Тот кивнул, исподлобья глядя на старика. Бараев, приседая, рассмеялся и закрыл себе рот ладонью. Кибернетик Соловейкин поправил блеснувшие очки. Молодой биофизик кашлянул.
— Саша, что ты тут делаешь?! — удивился Бараев. — Тебя, брат, за шпиёна приняли! Прибегает малый, говорит: там дяденька симпатическими чернилами донесение пишет. один на палубе… всё оглядывается… Ты что тут пишешь?
— Да так, — нехотя ответил старик. Он стоял, высокий, седой, волосы ёжиком. Улыбнулся чёрным ртом. — Письмо писал.
— Я и говорю пацану — отку-уда?.. Мальчик медленно краснел. Он опускал голову всё ниже и ниже и отвернулся — хотел убежать.
— Иди-ка сюда, — ласково позвал его старик и обнял за плечи. — Иди! Тебя как зовут? Костя? Эдя? Вот видишь, я угадал! Ты чего же не спишь? Ну, я старик — понятно. А ты?
— А чего они?.. — вдруг обиженно засопел мальчик. — Смотрят друг на друга та-ки-ими глазами… а на меня внимания не обращают! — Стало понятно, что он говорит о родителях. — Они, конечно, любят друг друга, я понимаю. Но я — я всю жизнь один, как перст! Вот и ушёл на палубу.
Все понимающе молчали. Бедный малыш. Старик потрепал его белесые мягкие волосы и сел в кресло. Закурил свой любимый «Беломор».
— Ты бдительный. Это хорошо. А вот не знаешь, почему наш теплоход все дни к берегу не приставал? Хочешь послушать? — Старик стал рассказывать. Мальчик во все глаза смотрел на него, и верил, и не верил. — И вот, чтобы не увидели этого учёного, не сфотографировали буржуазные журналисты, мы не причаливали. Теперь говорить можно — он вчера улетел вертолётом и, наверное, уже домой добрался. Да ты его помнишь! В тёмном костюме, с ромашкой в кармане, белозубый!
— Товарищ Иванов?!. Я знаю! — воскликнул радостно мальчик. — Мой папа Бабахин. Я всех знаю!
— Очень приятно, что у Бабахина такой сын.
— Это был испанец? Чилиец? Китаец?. Скажи-ите!.. А он так по-русски смешно говорит. «Красно-пьерка. Ок-кунннь». Как я сразу не понял!.. Эх, дуб!
— Ну-ну, — пробормотал старик. Он похлопал узкой ладонью по плечу Эди. — Кем будешь-то? Разведчиком? Космонавтом?..
Мальчик угрюмо молчал.
— Кибернетиком, — выдавил он наконец, очевидно, боясь насмешки.
Но никто не смеялся. Над огромной рекой плыла луна, по воде змеилась золотая дорожка, красный огонёк бакена, попадая в жидкое золото, становился блеклым, а потом загорался ещё сильнее, окутанный тёмным ложным облачком. На белых стенах теплохода шевелились бабочки и комары. Пахло спелыми грушами из окна ближайшей каюты. Было тихо-тихо, только в глубине корпуса работали мощные двигатели, помогая судну раздвигать зелёную прозрачную толщу, в которой стояли метровые щуки и тускнели на дне якоря и пушки.
— Кибернетиком — это очень хорошо, — сказал, нарочито волнуясь (наверное, ещё со студенческой скамьи привычка), черноволосый молодой биофизик. — Ты, мальчик, учись, и будешь, как эти дяди.

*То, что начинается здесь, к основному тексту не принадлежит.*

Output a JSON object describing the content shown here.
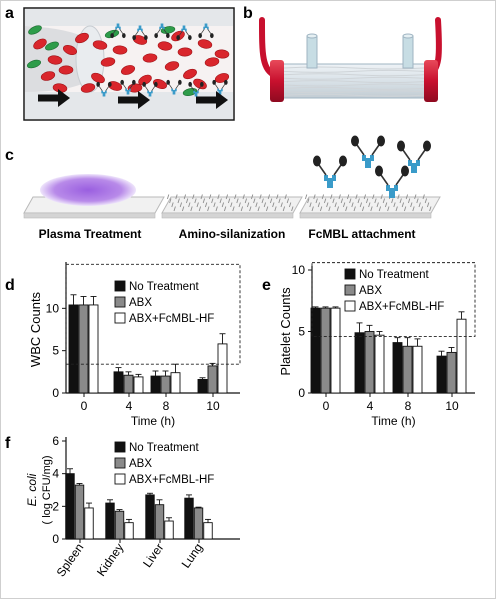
{
  "panels": {
    "a": "a",
    "b": "b",
    "c": "c",
    "d": "d",
    "e": "e",
    "f": "f"
  },
  "steps": [
    "Plasma Treatment",
    "Amino-silanization",
    "FcMBL attachment"
  ],
  "legend": [
    "No Treatment",
    "ABX",
    "ABX+FcMBL-HF"
  ],
  "colors": {
    "no_treatment": "#111111",
    "abx": "#8a8a8a",
    "abx_fcmbl": "#ffffff",
    "blood_red": "#c8102e",
    "rbc": "#d9262c",
    "wbc": "#2e9c4a",
    "fcmbl": "#3a9bc9",
    "plasma": "#a66be0"
  },
  "icons": [
    "arrow-right-icon",
    "red-blood-cell-icon",
    "white-blood-cell-icon",
    "fcmbl-molecule-icon",
    "hollow-fiber-device-icon"
  ],
  "chart_data": [
    {
      "type": "bar",
      "ylabel": "WBC Counts",
      "xlabel": "Time (h)",
      "categories": [
        "0",
        "4",
        "8",
        "10"
      ],
      "ylim": [
        0,
        15
      ],
      "yticks": [
        "0",
        "5",
        "10"
      ],
      "series": [
        {
          "name": "No Treatment",
          "values": [
            10.4,
            2.5,
            2.0,
            1.6
          ],
          "errors": [
            1.2,
            0.5,
            0.6,
            0.2
          ]
        },
        {
          "name": "ABX",
          "values": [
            10.4,
            2.1,
            2.0,
            3.2
          ],
          "errors": [
            1.0,
            0.4,
            0.6,
            0.3
          ]
        },
        {
          "name": "ABX+FcMBL-HF",
          "values": [
            10.4,
            1.9,
            2.4,
            5.8
          ],
          "errors": [
            1.0,
            0.3,
            1.0,
            1.2
          ]
        }
      ]
    },
    {
      "type": "bar",
      "ylabel": "Platelet Counts",
      "xlabel": "Time (h)",
      "categories": [
        "0",
        "4",
        "8",
        "10"
      ],
      "ylim": [
        0,
        10
      ],
      "yticks": [
        "0",
        "5",
        "10"
      ],
      "series": [
        {
          "name": "No Treatment",
          "values": [
            6.9,
            4.9,
            4.1,
            3.0
          ],
          "errors": [
            0.1,
            0.8,
            0.4,
            0.4
          ]
        },
        {
          "name": "ABX",
          "values": [
            6.9,
            5.0,
            3.8,
            3.3
          ],
          "errors": [
            0.1,
            0.5,
            0.7,
            0.4
          ]
        },
        {
          "name": "ABX+FcMBL-HF",
          "values": [
            6.9,
            4.7,
            3.8,
            6.0
          ],
          "errors": [
            0.1,
            0.3,
            0.6,
            0.6
          ]
        }
      ]
    },
    {
      "type": "bar",
      "ylabel_italic": "E. coli",
      "ylabel": "( log CFU/mg)",
      "categories": [
        "Spleen",
        "Kidney",
        "Liver",
        "Lung"
      ],
      "ylim": [
        0,
        6
      ],
      "yticks": [
        "0",
        "2",
        "4",
        "6"
      ],
      "series": [
        {
          "name": "No Treatment",
          "values": [
            4.0,
            2.2,
            2.7,
            2.5
          ],
          "errors": [
            0.3,
            0.2,
            0.1,
            0.2
          ]
        },
        {
          "name": "ABX",
          "values": [
            3.3,
            1.7,
            2.1,
            1.9
          ],
          "errors": [
            0.1,
            0.1,
            0.3,
            0.05
          ]
        },
        {
          "name": "ABX+FcMBL-HF",
          "values": [
            1.9,
            1.0,
            1.1,
            1.0
          ],
          "errors": [
            0.3,
            0.2,
            0.2,
            0.2
          ]
        }
      ]
    }
  ]
}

Мальчик поморщился (он не терпел прописных истин) и озабоченно спросил у старика:
— А что такое интегральная схема? Старик беззвучно засмеялся.
— Интегральная схема, малыш, — Бараев зевнул, — это если по тебе проедет асфальтовый каток и сплющит в блин, чтобы ты меньше места занимал, но — чтобы ты жил и дышал, как раньше. Вот, впрочем, смотри, — он вытащил из нагрудного кармана и бережно протянул мальчику тонкую пластину. Она была прозрачна, внутри её темнели ромбики и квадраты, на поверхности блеснули проволочки. Мальчик поскрёб пальцем — не отковырнуть. — Можно штук сто поставить в гнёзда, рядом, и хватит спичечного коробка, а получится машина, какая раньше две-три комнаты занимала. Ясно? Идёмте, братцы, спать… Знобит. Скоро светать начнет. — Бараев взял у мальчика пластину и, треща костями, потянулся. — Саша, вы так и не сказали, что тут писали-то? Донос на Бориса Годунова? Ах, счастливый Александр!